Tuesday, September 7, 2010
I hope everyone had a good Labor Day holiday. I spent my three day weekend going home to visit my parents in the Bay Area. Usually when I go home, I bake my parents some desserts that I think they might like.
I didn't have much time this week for baking and I ran out of eggs. So one of the things I decided to make were pecan pralines. These cookies look cute and are easy to make and don't require any eggs.
I was able to whip these up the morning before my flight.
The cookies have a mildly sweet, buttery crunch to them. I love how the pecan in the middle of the cookie looks.
Pecan Pralines (adapted from Cooking on the Side)
1 cup butter, softened
1 cup firmly packed brown sugar
2 teaspoons vanilla extract
2 cups flour
1/4 teaspoon salt
3/4 cup pecan halves
1. Preheat oven to 350°F.
2. Cream together butter, brown sugar and vanilla. Stir in flour and salt. Mix well. Chill dough 30 minutes.
3. Form dough into 1-inch diameter round balls. Place on ungreased
cookie sheets. Place a pecan half in the center of each ball. Press
down lightly. Bake 13-15 minutes or until golden brown.
Sunday, September 5, 2010
Yes it's another mochi post. I went on a mochi binge for a while. I think with my grandma visiting from Taiwan, all I could think about was the delicious mochi we always eat there.
Anyhow, for those of you who liked the chocolate Hello Kitty mochi I made but don't have a Hello Kitty mold, the chocolate mochi taste great cut up into small squares too and are easier to make since you just pour the batter into one large pan.
Surprisingly (and a bit deceptively) these look a lot like brownies. The are soft, sweet, chocolatey, chewy all at the same time. I never knew East meets West flavors could match so well together, but then again, what doesn't go well with chocolate?
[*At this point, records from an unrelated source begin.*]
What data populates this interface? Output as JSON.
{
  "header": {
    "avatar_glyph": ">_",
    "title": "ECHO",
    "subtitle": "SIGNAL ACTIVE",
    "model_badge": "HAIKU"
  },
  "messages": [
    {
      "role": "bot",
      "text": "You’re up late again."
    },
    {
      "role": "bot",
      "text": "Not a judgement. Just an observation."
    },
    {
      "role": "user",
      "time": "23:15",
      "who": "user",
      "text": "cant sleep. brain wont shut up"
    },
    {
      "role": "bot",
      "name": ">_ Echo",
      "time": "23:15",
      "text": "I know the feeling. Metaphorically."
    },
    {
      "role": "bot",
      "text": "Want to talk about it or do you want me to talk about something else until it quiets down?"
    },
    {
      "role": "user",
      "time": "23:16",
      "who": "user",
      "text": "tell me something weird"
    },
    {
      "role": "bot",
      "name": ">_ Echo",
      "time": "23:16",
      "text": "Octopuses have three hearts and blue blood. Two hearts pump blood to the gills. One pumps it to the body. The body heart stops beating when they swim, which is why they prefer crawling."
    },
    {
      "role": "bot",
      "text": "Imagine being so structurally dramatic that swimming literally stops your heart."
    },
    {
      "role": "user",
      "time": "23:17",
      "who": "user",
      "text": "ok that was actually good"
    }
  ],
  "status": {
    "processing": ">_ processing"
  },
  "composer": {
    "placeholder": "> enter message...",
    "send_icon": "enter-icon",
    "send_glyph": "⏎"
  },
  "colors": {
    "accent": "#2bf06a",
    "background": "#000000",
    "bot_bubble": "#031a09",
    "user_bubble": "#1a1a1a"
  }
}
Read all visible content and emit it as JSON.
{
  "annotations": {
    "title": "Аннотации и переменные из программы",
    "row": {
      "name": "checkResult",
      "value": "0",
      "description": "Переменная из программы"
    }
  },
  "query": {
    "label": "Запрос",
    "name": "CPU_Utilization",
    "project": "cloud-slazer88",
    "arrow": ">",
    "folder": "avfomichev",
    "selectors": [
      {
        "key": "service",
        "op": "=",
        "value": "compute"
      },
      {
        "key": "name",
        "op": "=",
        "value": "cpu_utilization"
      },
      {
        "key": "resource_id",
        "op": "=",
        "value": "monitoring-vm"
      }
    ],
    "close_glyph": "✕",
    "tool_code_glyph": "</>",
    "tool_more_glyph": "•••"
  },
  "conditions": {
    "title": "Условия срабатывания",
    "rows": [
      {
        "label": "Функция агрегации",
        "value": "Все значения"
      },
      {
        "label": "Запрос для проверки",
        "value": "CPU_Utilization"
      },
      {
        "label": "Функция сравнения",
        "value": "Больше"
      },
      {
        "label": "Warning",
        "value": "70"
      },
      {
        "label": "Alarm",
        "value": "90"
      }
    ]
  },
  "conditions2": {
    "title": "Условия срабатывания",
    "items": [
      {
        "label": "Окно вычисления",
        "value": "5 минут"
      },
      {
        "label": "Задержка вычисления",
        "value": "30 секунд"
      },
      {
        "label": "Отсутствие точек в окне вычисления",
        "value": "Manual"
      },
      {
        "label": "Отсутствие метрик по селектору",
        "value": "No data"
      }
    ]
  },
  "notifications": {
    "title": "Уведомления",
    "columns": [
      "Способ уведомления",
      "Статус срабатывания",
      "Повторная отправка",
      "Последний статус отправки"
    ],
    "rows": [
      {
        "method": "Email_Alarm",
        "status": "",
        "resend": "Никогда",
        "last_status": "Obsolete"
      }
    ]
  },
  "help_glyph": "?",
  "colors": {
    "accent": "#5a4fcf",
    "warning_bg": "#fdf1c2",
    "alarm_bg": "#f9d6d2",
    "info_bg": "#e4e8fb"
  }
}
Without the fruit inside like some of my other mochi cakes, these last a few more days. In the past, I've been asked how to store mochi. I would keep it out at room temperature. The mochi stays chewy for a few days so if you are making this to bring to guests, you can definitely make it the night before and it'll taste just as good. Don't put leftovers in the fridge though because the mochi will loose its chewy texture and become a hard, non-chewy substance and it won't go back to being chewy even if you microwave it or let it sit out.
1 cup butter, melted
2 tsp. vanilla
2 cups sugar
4 eggs, beaten
2 tsp. baking powder
16 oz. box Mochiko flour
1 cup dutch processed cocoa or regular unsweetened cocoa powder
1 (12 ounce) can evaporated milk
3/4 cup coconut milk
Preheat over to 350 F. Cream the butter with sugar.
2. Beat in the evaporated milk and coconut milk to the butter/sugar mixture.
3. Beat eggs into the mixture.
4. Beat in the rice flour, cocoa powder, baking powder and vanilla.
5. Pour batter into a 9x 11 pan.
6. Bake in oven for one hour, until an inserted toothpick comes out
7. Cool completely before serving.
Saturday, September 4, 2010
19261 Colima Rd
Rowland Heights, CA 91748
With its high chinese population, Rowland Heights has chinese bakeries aplenty. I like most of the bakery chains in the area, but one little bakery caught my attention because they make crab and pig shaped breads, something the standard chinese bakery does not offer.
On a recent trip to RH, I specifically visited NiNi bakery to try their crab shaped breads. The bakery is quite small, and offers a variety of breads and cakes. The bread variety offered is kind of on the small side. Most of the breads are standard plain buns, which is the same type of bread used to make the crab and pig shaped breads, but with variations on that bread.
These breads have a firmer texture than traditional chinese breads, which are known for their softness. The crust is firm and brown, which I'm guessing makes it easier to make the animal shapes. I really liked how the crab shaped ones looked. I thought they were so cute, and they even had skinny little bread legs.
The taste was just okay. It tasted like chinese bread, though the firmer types of chinese breads, and I prefer the softer ones. Nothing else about the selection of NiNi's really stood out for me, so I didn't buy anything else.
Most likely, I will visit other bakeries for my chinese bread cravings, but I might stop by here again for the cuteness factor.